Il nuovo film di Mike Leigh è un lungo susseguirsi di parole, di discorsi, di appelli prima sussurrati e poi gridati. Le parole vengono utilizzate non come banale elemento di un dialogo o di un monologo, ma come componente essenziale del mezzo filmico che da esse viene trapassato, modificato e restituito al pubblico. Tutti i personaggi di Peterloo sono prima di tutto idee fatte carne, uomini e donne la cui fisiognomica è determinata dalla loro retorica. L’enfasi con la quale i personaggi pronunciano ogni frase cambia il loro aspetto, la fisionomia del loro volto. L’ideologia comporta una modificazione nel corpo che la accoglie, nel viso che la veicola. Per questo tutto il film di Mike Leigh è un film “mandibolare”: le mandibole si contraggono e si distendono a seconda di ciò che si sta dicendo e a seconda della forza con la quale si sta parlando, si muovono velocemente per aizzare la folla e rallentano per masticare il poco cibo a disposizione (si mangia lentamente per non avere ancora fame dopo).

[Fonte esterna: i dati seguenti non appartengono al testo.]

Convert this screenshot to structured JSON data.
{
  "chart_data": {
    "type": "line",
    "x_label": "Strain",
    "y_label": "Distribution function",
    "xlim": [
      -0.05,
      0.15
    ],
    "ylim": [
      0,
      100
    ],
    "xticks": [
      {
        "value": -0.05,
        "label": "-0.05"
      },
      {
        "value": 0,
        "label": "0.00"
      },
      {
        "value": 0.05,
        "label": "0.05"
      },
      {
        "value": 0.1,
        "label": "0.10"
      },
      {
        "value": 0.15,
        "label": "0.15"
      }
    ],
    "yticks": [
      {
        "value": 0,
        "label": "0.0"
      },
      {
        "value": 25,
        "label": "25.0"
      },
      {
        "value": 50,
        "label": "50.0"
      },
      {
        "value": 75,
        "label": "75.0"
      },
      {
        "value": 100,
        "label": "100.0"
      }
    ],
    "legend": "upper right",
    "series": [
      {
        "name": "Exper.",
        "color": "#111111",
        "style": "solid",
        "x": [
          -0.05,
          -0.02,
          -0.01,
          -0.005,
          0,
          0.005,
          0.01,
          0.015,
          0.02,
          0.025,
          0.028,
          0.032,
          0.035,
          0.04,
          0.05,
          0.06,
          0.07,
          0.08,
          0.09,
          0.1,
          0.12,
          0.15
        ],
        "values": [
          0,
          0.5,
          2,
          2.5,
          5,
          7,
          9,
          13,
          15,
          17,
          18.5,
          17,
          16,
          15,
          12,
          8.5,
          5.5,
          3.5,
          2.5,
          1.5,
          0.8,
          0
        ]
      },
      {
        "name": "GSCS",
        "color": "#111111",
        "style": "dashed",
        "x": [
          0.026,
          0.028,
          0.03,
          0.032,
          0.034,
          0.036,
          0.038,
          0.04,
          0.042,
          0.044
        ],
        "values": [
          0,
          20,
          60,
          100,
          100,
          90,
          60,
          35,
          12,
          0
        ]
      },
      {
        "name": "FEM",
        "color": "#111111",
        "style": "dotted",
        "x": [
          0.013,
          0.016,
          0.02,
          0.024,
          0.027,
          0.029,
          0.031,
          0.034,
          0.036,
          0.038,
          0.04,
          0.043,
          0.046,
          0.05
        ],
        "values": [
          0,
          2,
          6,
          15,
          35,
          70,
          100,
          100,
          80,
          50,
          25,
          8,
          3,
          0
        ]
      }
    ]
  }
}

È per questo motivo che la parola, anche se scritta, deve passare sempre prima per la sua riproduzione orale, “meccanica” per il lavoro che i muscoli devono compiere per riprodurne il suono. Ogni lettera verrà dettata, ogni articolo di giornale esposto a voce. Ma non si tratta di un banale trucco cinematografico (rendere noto al pubblico il contenuto di quelle lettere e di quegli articoli), bensì di una necessità dei personaggi, che si appropriano di quelle parole attraverso l’esercizio facciale, attraverso lo sforzo fisico (che, come gli altri, necessita di un allenamento) che comporta la loro pronuncia.
Così anche il mezzo filmico sembrerà risentire della retorica che lo attraversa, cambiando di tono (non sempre in maniera convincente) e modificandosi davanti agli occhi dello spettatore per consegnare al meglio il suo “messaggio” e svolgere la sua funzione (retorica, per l’appunto). Se Mike Leigh nel precedente Turner metteva in scena gli ultimi 25 anni di vita del pittore de La Valorosa Téméraire frammentando l’unità temporale in una serie di momenti dalla durata irrilevante, adesso con Peterloo mette in scena un evento che si consuma in pochi minuti dilatando le fasi che lo precedono.
I nordisti lontani dal cuore dell’Impero britannico sembrano avere la foga dei cantanti underground stanchi di suonare nei garage e che sognano di riempire gli stadi. Il film infatti si “allarga” progressivamente, passando dalle riunioni in cui ci si alza in piedi per parlare, alle piccoli pedane improvvisate e poi infine al “palco”, dal quale si è in grado di arrivare finalmente a tanti, ma anche di marcare la distanza tra chi ci sale e chi rimane sotto, tra chi prende la parola e chi rimane sullo sfondo. Eppure anche in questo vero e proprio kolossal sembra emergere la maniacale ossessione per le piccole stranezze umane che da sempre caratterizza il cinema di un regista abituato a lavorare “in piccolo”. I singoli individui emergono dalla massa, si rendono distinguibili e riconoscibili, per via delle loro idiosincrasie, di un determinato tic o di un comportamento eccentrico che li identifica.
Il “period drama” di Leigh non è però “falso storico” come quello di Lanthimos, in cui già l’ambientazione suggeriva una distorsione che svelava la volontà di parlare di modernità attraverso il passato. Il film di Mike Leigh è invece credibile nella sua ricostruzione, storicamente accurato perché dotato di una intrinseca capacità di “attualizzazione”, che avviene senza che il regista intervenga a sottolineare rimandi con il presente, suggerendo comparazioni o somiglianze con recenti fatti di cronaca. Peterloo è un’opera in costume che si rende spontaneamente contemporanea, che autonomamente è in grado di “traslarsi” dal 1819 al nostro tempo.
La lunghezza del film sembra voler contrastare la “sintesi” operata dal suo titolo, quel Peterloo utilizzato dai giornalisti per descrivere con una espressione concisa e brillante quella giornata di violenza e tutto ciò che l’aveva preceduta. Fuori campo si organizza la repressione di una manifestazione che fin dagli inizi ci viene presentata come assolutamente pacifica (chi la organizza fa di tutto per far desistere i più facinorosi dal partecipare). Il didascalismo lascia spazio al lirismo delle immagini proprio nel momento in cui ci si aspetterebbe il massimo della verbosità. Le parole di Henry Hunt determineranno un massacro, ma da quel massacro verranno prodotte ulteriori parole e nuovi mezzi per diffonderle (all’indomani di quella strage verrà fondato il The Guardian).